At the front of the class the battle for the class lead had developed into a fight between the Race Performance and Signatech Alpine teams with the former leading the majority of laps in their Judd engined Oreca. Into the battle worked the OAK Racing Ligier-Nissan, the trio of Alex Brundle, Jann Mardenborough and Mark Shulzhitskiy establishing themselves in the lead early in the seventh hour of the race.

They – like the Toyota team in LMP1 – built themselves a comfortable lead over a pack lead by Thiriet by TDS Racing, similarly fielding one of the brand new Ligier JSP2 chassis, and the Alpine squad. During that time they swapped overall positions with the #12 Rebellion Racing R-One.

The only privateer LMP1 team had been reduced to just a single car early in the race when engine problems forced the retirement of the #13 and the #12 battled minor mechanicals niggles throughout the race. When the LMP1 would visit the pits the OAK Racing team would move above them in the overall standings, before the greater pace of the Toyota engined LMP1 would push it back ahead.

Jota Sport led early, then late in LMP2 (Credit: Jota Sport)

Jota Sport led early, then late in LMP2 (Credit: Jota Sport)

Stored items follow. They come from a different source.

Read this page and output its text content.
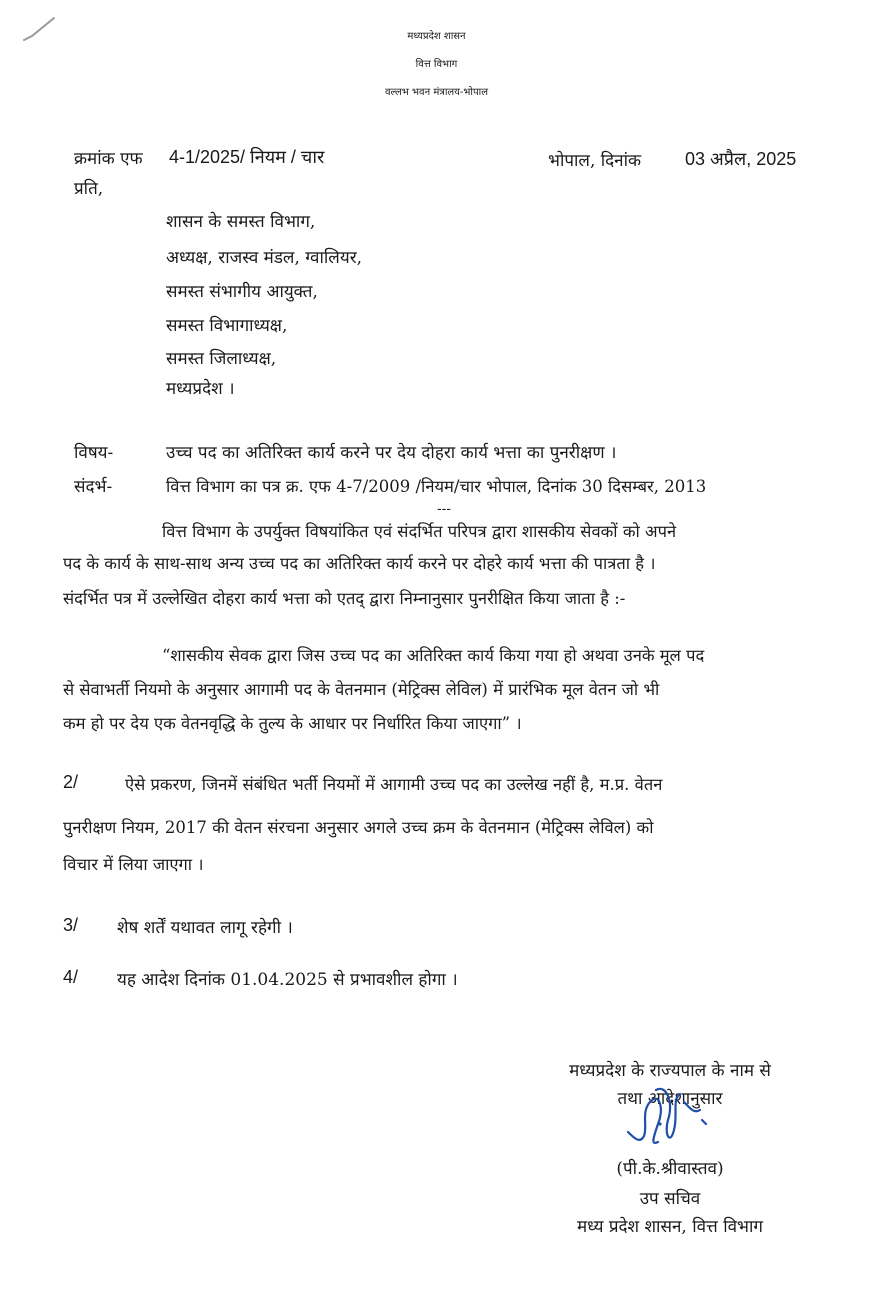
मध्यप्रदेश शासन
वित्त विभाग
वल्लभ भवन मंत्रालय-भोपाल
क्रमांक एफ 4-1/2025/ नियम / चार	भोपाल, दिनांक 03 अप्रैल, 2025
प्रति,
शासन के समस्त विभाग,
अध्यक्ष, राजस्व मंडल, ग्वालियर,
समस्त संभागीय आयुक्त,
समस्त विभागाध्यक्ष,
समस्त जिलाध्यक्ष,
मध्यप्रदेश ।
विषय-	उच्च पद का अतिरिक्त कार्य करने पर देय दोहरा कार्य भत्ता का पुनरीक्षण ।
संदर्भ-	वित्त विभाग का पत्र क्र. एफ 4-7/2009 /नियम/चार भोपाल, दिनांक 30 दिसम्बर, 2013
---
वित्त विभाग के उपर्युक्त विषयांकित एवं संदर्भित परिपत्र द्वारा शासकीय सेवकों को अपने
पद के कार्य के साथ-साथ अन्य उच्च पद का अतिरिक्त कार्य करने पर दोहरे कार्य भत्ता की पात्रता है ।
संदर्भित पत्र में उल्लेखित दोहरा कार्य भत्ता को एतद् द्वारा निम्नानुसार पुनरीक्षित किया जाता है :-
“शासकीय सेवक द्वारा जिस उच्च पद का अतिरिक्त कार्य किया गया हो अथवा उनके मूल पद
से सेवाभर्ती नियमो के अनुसार आगामी पद के वेतनमान (मेट्रिक्स लेविल) में प्रारंभिक मूल वेतन जो भी
कम हो पर देय एक वेतनवृद्धि के तुल्य के आधार पर निर्धारित किया जाएगा” ।
2/	ऐसे प्रकरण, जिनमें संबंधित भर्ती नियमों में आगामी उच्च पद का उल्लेख नहीं है, म.प्र. वेतन
पुनरीक्षण नियम, 2017 की वेतन संरचना अनुसार अगले उच्च क्रम के वेतनमान (मेट्रिक्स लेविल) को
विचार में लिया जाएगा ।
3/ शेष शर्तें यथावत लागू रहेगी ।
4/ यह आदेश दिनांक 01.04.2025 से प्रभावशील होगा ।
मध्यप्रदेश के राज्यपाल के नाम से
तथा आदेशानुसार
(पी.के.श्रीवास्तव)
उप सचिव
मध्य प्रदेश शासन, वित्त विभाग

OAK Racing lap’s lead in class cushioned the blow when the Nissan engine in the rear of the coupe developed an issue, the drivers having to struggle with a car down on power. However, they were unable to match the pace of those chasing them down and would fall from the lead to third in rapid succession behind the Thiriet entry and the Jota Sport car, largely absent from the lead group through the night after a pitstop of minor bodywork repairs.

The Thiriet by TDS Racing team’s challenge for the class victory was derailed by first suspension failure then a sequence of smaller issues – punctures, clutch issues, electrical gremlins. They were only 30 seconds behind the Jota Sport car going into the final laps, but while Oliver Turvey started his final lap, the TDS Racing run car was caught in the tradition of the slow final lap behind the leaders leaving the Jota Sport team to take victory with the team of Simon Dolan, Tincknell and Turvey. Turvey had only joined the team days before the race, drafted in to replace Marc Gene when he was called up to the work Audi team.

The Signatech Alpine team took third in class with the OAK Racing team – so dominant for so much of the race – could only finish fifth in class after their engine issues.

Once the KCMG car had aquaplaned into trouble the LMP2 class continued almost entirely without the full season WEC teams.

The G-Drive Racing Morgan was taken out of the race around midnight after contact with a LMGTE car and the #37 SMP Racing Oreca was an early retirement. Thanks to their collective issues the sister SMP entry, #27, was able to maximum WEC points despite finishing the last of the LMP2 runners completing 303 laps to Jota Sport’s 356.